Al enkele jaren dringen extreme aanhangers van Israël er bij de wereld op aan om verder te gaan door de realiteit te aanvaarden dat Israël heeft gewonnen, de Palestijnen hebben verloren, en ongeacht het gevoel over de verdiensten van de Palestijnse strijd, het opnieuw een verloren zaak is geworden. Daniel Pipes, lange tijd een zionistische fanaticus, heeft deze 'game over'-diplomatie geformaliseerd door een NGO onder zijn invloed, het Middle East Forum, te gebruiken om 'een overwinningsbijeenkomst' te bevorderen in zowel de Verenigde Staten als Israël, met deelname van leden van de VS. Congres en Israëlische Knesset. Er is iets tegenstrijdigs aan een dergelijke triomfalistische houding. Het past niet goed bij de verwoede pogingen van Israëlische lobby’s over de hele wereld om de BDS-campagne in diskrediet te brengen als ‘het nieuwe antisemitisme’ of bij de toenemende dynamiek van de Palestijnse mondiale solidariteitsbeweging die Israëlische denktanks steeds meer in moeilijkheden brengt, en gegeven aanleiding geven tot zwaar gefinancierde campagnes om anti-Israëlische activisten over de hele wereld te straffen. Gezien deze realiteit lijkt het mij dat de relevante vergelijking op het gezicht van Zuid-Afrika lijkt, en niet op de overwinning van Vietnam. Apartheid Zuid-Afrika leek voor de wereld ook stevig verankerd tot het schokkende moment van zelf-gemanipuleerde ineenstorting begin jaren negentig, in een tijd waarin zelfs dromers zich geen vreedzame overgang naar een post-apartheidsrealiteit voor ogen hadden.
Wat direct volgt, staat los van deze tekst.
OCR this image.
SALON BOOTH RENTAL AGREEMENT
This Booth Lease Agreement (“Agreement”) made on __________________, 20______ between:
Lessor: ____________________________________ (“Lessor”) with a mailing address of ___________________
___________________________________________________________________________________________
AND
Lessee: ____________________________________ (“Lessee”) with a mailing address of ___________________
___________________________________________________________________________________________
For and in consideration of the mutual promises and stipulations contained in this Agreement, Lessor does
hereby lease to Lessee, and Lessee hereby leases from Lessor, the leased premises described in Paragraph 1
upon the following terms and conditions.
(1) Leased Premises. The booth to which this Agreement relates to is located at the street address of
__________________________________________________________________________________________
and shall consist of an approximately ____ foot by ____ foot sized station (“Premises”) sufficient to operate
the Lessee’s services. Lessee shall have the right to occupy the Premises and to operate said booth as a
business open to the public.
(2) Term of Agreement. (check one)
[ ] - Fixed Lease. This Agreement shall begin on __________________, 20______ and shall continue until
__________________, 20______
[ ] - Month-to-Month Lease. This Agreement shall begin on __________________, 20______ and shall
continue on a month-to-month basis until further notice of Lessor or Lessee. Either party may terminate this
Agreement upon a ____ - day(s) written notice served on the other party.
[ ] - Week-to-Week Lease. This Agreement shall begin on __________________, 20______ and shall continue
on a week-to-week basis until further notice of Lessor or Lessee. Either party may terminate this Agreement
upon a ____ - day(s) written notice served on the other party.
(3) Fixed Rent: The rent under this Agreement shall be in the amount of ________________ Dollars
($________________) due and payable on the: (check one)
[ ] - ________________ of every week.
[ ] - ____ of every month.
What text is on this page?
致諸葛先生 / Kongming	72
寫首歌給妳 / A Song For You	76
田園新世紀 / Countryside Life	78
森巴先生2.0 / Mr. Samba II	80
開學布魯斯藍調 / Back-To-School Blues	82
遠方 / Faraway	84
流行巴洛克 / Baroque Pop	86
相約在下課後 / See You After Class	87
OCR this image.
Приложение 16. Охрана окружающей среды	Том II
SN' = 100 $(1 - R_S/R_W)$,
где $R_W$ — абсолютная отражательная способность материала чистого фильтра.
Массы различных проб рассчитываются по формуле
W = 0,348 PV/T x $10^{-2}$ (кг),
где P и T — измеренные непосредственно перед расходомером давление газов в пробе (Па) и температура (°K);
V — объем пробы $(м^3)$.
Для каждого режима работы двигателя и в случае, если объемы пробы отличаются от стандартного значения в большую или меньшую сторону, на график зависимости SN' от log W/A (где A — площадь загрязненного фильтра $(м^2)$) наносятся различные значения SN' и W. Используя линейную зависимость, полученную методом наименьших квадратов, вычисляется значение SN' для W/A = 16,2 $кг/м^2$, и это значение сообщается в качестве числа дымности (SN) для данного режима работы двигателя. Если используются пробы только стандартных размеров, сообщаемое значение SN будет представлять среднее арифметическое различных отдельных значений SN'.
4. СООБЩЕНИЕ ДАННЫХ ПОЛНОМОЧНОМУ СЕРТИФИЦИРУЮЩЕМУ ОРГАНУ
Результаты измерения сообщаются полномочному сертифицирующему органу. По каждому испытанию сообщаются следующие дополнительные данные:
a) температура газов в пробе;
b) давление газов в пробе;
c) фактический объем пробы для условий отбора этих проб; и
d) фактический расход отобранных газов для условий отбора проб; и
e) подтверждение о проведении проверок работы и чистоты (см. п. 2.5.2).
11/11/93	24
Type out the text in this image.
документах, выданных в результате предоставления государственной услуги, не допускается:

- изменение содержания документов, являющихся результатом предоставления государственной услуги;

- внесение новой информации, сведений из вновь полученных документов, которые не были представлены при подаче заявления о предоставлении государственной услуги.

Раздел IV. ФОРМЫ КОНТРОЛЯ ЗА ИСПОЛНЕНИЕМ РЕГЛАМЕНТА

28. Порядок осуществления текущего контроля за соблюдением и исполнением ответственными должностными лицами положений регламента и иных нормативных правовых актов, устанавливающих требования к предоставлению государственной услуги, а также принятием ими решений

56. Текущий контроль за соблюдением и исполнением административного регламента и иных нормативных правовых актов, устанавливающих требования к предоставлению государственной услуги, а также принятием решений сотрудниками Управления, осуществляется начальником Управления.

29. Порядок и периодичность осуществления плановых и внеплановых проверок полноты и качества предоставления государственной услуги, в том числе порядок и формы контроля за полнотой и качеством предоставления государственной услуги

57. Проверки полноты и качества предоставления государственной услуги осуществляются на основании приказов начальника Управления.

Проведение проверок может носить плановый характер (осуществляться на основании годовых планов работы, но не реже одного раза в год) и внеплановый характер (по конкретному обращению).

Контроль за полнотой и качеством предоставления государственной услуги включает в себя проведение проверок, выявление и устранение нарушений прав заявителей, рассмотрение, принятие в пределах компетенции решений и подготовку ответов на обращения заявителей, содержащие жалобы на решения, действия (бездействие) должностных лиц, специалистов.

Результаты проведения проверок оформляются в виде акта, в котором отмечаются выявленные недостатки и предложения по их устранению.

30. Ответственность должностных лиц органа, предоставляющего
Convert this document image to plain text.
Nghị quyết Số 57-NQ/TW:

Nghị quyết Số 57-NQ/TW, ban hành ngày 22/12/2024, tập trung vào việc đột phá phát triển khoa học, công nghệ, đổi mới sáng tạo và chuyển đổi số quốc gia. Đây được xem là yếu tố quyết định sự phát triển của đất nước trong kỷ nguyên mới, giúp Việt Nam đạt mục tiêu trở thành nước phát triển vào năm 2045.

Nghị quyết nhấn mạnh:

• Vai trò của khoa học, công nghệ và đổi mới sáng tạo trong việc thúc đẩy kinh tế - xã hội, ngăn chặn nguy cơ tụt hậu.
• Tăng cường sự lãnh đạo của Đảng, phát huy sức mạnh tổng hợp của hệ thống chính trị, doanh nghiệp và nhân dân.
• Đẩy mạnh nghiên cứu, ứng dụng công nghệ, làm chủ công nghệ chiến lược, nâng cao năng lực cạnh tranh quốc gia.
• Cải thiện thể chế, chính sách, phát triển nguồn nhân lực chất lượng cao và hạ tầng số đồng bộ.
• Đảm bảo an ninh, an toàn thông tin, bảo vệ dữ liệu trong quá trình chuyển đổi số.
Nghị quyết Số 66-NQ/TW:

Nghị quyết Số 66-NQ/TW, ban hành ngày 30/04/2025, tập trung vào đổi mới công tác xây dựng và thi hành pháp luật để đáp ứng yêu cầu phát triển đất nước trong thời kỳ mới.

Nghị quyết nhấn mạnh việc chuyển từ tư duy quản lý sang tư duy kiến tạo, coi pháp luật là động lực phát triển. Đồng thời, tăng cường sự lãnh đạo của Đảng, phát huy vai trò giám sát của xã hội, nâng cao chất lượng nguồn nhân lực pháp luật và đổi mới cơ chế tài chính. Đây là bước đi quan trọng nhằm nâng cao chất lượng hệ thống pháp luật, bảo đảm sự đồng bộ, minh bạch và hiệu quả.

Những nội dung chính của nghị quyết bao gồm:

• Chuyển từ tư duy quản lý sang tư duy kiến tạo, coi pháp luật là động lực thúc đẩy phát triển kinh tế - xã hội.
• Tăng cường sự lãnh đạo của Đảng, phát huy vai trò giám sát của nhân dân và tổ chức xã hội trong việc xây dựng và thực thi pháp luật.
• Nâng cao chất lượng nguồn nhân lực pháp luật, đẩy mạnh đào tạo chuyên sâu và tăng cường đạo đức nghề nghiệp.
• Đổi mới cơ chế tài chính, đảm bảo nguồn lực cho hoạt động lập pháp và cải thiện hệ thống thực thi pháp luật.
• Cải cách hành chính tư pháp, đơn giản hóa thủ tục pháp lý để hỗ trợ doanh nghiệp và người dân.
Zonder op dromen en dromen te rekenen, moeten wij die geven om een rechtvaardige toekomst voor beide volkeren beseffen dat deze afhankelijk zal zijn van werk, opoffering en vooral strijd. Dromen worden niet de nieuwe realiteit zonder de toewijding van een moedig en creatief volk, en geholpen door de inspirerende effecten op vrienden en supporters. Deze zegening van empowerment en charismatische veerkracht is de kernidentiteit van het Vietnamese en het Palestijnse volk, hun punt van meest diepgaande convergentie.
ZNetwork wordt uitsluitend gefinancierd door de vrijgevigheid van zijn lezers.